With shoulder pads and inner construction removed, suiting also had soft, stretchy appeal, including a lean chocolate brown blazer with a single-button high at the neck and a wide spread collar had the ease of a cardigan over fluid pants.
Last spring, the designers started working in jersey to stellar results commercially, so they returned to it, offering several dresses with elegant pleating, twist back and flutter sleeve details that also serve to make the brand feel more inclusive to different body types.
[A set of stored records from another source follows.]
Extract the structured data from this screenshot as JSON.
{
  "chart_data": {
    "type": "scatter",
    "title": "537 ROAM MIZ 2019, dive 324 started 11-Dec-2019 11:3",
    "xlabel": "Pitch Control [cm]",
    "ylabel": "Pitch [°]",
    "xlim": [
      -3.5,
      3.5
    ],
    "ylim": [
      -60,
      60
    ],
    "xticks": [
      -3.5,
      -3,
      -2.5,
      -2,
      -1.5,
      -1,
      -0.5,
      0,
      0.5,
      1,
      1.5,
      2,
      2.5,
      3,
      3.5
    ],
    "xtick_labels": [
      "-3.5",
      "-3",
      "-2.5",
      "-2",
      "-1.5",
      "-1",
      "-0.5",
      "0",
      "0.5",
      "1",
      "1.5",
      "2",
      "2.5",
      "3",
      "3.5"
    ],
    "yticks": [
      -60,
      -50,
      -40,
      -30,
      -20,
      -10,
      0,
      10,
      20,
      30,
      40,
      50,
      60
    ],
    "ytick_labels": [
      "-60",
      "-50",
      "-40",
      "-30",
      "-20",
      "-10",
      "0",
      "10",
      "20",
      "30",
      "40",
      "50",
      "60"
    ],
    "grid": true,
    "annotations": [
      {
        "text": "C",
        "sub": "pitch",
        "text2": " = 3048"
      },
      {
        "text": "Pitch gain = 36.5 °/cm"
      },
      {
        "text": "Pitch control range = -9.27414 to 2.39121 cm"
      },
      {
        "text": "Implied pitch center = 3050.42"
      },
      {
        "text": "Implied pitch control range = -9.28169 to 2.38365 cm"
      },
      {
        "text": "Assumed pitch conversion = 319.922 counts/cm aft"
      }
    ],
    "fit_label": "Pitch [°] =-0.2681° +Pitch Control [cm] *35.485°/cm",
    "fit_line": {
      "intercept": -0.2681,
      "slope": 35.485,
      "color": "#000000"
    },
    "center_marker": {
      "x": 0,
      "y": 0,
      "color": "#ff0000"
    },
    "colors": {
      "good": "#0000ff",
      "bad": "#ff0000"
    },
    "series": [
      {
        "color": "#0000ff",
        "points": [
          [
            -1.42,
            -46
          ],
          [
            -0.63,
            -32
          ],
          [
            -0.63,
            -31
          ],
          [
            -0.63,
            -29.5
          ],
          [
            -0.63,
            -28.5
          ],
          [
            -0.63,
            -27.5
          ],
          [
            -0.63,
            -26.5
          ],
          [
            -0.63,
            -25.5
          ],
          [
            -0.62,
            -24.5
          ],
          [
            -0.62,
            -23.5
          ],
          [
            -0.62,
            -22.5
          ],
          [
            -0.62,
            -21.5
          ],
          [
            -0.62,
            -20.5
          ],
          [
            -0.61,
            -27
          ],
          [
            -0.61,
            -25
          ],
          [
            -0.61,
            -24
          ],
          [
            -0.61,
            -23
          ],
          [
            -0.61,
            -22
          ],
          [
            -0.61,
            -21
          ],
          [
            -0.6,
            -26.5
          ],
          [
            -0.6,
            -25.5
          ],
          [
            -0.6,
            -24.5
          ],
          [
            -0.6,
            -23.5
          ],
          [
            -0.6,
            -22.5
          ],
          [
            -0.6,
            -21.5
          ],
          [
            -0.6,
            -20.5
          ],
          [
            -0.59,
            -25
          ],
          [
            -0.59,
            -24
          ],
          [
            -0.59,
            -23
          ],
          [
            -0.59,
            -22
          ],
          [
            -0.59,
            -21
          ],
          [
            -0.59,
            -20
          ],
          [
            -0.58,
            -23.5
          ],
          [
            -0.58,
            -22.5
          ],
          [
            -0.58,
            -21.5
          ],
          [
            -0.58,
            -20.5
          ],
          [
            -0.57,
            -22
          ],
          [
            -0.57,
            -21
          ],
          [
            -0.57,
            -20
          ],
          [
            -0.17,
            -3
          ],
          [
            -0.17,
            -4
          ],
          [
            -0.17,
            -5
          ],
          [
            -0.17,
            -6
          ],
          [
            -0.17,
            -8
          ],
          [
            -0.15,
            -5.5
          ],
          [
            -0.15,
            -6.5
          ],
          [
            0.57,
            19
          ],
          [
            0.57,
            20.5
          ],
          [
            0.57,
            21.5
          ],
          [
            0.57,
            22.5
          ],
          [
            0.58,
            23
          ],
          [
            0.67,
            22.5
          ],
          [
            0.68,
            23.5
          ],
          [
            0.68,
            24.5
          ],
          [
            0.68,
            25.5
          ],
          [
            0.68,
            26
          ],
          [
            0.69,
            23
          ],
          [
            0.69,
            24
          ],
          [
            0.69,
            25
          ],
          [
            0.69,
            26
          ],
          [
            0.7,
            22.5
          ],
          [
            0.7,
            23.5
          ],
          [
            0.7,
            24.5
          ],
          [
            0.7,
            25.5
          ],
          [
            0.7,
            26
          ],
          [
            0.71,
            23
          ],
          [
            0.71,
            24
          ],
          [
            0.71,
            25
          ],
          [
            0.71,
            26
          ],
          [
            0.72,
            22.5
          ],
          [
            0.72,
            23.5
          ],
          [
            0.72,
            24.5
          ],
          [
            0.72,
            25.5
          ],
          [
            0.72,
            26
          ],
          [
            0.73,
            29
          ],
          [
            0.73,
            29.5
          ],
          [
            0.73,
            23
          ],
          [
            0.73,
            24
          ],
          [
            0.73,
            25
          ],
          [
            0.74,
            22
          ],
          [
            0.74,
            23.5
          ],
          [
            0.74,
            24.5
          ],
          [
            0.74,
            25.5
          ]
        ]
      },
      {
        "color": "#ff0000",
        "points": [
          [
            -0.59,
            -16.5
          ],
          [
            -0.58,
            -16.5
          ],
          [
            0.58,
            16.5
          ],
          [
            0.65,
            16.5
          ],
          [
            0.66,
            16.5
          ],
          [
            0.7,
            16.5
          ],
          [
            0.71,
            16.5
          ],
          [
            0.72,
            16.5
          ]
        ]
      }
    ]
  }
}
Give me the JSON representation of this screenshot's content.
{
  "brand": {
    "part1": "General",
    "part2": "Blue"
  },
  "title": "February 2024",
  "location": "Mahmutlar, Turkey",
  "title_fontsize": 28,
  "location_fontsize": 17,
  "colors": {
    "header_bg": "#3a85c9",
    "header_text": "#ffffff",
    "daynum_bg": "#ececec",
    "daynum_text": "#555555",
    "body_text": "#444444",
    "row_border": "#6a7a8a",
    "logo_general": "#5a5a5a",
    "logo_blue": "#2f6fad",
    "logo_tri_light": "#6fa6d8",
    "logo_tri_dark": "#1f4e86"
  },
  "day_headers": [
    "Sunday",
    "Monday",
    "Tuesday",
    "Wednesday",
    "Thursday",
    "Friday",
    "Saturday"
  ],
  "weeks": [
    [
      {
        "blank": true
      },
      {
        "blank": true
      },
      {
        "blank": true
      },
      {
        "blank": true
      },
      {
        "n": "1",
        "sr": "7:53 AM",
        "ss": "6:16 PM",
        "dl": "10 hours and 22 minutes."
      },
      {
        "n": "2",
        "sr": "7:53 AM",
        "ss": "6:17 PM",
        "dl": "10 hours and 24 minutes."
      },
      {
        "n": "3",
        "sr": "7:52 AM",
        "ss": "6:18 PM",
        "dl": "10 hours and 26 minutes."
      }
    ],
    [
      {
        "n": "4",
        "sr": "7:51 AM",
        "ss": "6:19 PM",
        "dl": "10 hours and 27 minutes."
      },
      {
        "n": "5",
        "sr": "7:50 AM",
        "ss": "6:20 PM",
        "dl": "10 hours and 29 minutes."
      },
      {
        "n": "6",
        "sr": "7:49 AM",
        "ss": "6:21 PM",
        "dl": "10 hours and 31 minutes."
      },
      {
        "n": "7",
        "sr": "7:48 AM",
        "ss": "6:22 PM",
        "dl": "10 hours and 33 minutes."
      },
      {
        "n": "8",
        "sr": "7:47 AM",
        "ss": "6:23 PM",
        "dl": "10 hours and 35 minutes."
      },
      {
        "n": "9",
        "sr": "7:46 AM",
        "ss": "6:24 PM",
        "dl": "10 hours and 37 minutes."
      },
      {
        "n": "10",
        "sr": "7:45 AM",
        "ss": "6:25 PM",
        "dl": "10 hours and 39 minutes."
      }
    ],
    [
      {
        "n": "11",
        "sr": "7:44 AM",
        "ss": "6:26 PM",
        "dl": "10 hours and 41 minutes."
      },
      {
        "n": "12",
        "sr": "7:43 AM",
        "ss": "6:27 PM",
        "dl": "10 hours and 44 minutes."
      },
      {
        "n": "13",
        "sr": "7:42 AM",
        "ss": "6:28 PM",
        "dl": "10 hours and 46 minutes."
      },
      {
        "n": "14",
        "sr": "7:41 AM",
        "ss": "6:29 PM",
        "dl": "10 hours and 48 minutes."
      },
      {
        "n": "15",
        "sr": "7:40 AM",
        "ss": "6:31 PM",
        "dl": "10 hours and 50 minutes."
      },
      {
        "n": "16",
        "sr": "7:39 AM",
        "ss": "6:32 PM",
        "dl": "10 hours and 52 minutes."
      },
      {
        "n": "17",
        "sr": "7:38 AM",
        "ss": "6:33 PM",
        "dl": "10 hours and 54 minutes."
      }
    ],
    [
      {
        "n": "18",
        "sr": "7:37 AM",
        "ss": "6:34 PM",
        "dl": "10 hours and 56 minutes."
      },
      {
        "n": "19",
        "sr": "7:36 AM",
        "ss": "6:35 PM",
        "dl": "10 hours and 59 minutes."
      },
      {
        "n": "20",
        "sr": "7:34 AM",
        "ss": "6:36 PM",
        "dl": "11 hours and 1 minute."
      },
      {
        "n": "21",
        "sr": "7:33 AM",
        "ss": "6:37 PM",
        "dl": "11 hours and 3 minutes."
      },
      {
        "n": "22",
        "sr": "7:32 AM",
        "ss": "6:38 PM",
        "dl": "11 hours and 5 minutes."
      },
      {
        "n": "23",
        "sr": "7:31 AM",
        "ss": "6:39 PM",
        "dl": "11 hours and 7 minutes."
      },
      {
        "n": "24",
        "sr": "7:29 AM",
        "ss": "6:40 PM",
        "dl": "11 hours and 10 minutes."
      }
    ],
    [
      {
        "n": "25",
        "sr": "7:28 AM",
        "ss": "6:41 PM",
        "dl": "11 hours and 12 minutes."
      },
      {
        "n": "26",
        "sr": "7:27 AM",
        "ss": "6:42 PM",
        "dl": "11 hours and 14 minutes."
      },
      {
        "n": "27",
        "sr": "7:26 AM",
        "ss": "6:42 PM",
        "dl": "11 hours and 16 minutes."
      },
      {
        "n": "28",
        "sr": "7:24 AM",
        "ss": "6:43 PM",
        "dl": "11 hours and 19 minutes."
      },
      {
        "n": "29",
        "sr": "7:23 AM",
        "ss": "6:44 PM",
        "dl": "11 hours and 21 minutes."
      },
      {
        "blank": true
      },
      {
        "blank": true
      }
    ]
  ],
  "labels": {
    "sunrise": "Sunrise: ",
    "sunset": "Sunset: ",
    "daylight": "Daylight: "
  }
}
A unique hand-painted black-and-white palm motif on a pleated sundress, and abstract floral lace patches of the decidedly non-bridal variety worked into a relaxed white viscose bubble dress, spoke to their rededication to arts n’ crafts — and offered a few more warmer weather options for true resort customers.
“Up until a couple of seasons ago, we pushed that craft thing to the side. We had explored it so much in our early days, we wanted nothing to do with it,” McCollough said. “Now we’ve started to explore those old techniques again but in a quieter way.”
“I feel like we’ve established a language now that we can riff off of,” added Hernandez of the new, confident outlook for Proenza as the brand embarks on its 20th anniversary in 2022. “We are having so much fun.”